Don’t Follow People Out of Obligation
Twitter can become a cluttered mess if you follow everyone you’re “supposed to” follow. I’m really interested in a lot of what many of my friends have to say … just not on Twitter. I don’t follow a lot of people I’m friends with in real life, and that isn’t affecting my friendships with them. (Or is it?) There are also tons of comedians I love, but who don’t do it for me on Twitter. I don’t follow them.
Your Twitter feed should be a place where you learn new stuff, read things you can laugh about and share whatever you want. If there’s stuff (or entire accounts) on there that you don’t want to see, just unfollow! It’s that easy. (Or, if you can’t unfollow someone, don’t hesitate to mute them. It’s the easiest breakup ever.)
Learn to Love Lists
I don’t use lists, because I’ve pretty carefully crafted my timeline to be exactly what I want it to be (and you can, too, if you follow these steps). But if you’re following a ton of people and don’t want to unfollow any, lists will become your Twitter BFF.

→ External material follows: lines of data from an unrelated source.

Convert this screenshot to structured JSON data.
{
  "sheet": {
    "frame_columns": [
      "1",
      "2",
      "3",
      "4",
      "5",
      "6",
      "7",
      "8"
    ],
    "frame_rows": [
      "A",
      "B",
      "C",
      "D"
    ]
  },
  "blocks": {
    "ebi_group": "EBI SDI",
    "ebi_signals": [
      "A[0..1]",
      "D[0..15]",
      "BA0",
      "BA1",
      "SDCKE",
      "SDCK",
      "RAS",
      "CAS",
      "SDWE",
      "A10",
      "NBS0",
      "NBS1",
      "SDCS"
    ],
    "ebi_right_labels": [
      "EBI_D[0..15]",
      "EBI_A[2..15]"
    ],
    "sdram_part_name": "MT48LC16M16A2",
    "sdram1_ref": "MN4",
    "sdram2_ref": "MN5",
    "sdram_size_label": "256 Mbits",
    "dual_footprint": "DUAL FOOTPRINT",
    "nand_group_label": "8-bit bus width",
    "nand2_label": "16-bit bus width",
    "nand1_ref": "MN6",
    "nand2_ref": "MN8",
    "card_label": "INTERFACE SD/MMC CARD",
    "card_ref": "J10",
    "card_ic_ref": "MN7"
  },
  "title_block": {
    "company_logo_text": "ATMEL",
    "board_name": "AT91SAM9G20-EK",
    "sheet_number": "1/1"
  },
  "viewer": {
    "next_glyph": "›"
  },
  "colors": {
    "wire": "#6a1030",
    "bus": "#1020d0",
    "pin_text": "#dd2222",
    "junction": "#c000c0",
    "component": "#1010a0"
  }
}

Throw a handful of accounts you want to make sure you stay up-to-date with onto a list, and check that before you check your main timeline. Make a list of your favorite bands that tweet new concert dates so you’ll always have something to do on Friday nights. Make a list of your favorite comedians to have one place to go to when you need a laugh.
Go wild! Make lists for any and all occasions. They’re supremely easy to make, and (as far as I know) you can have an unlimited number of lists. Plus, you can add people to lists you don’t even follow! How great is that?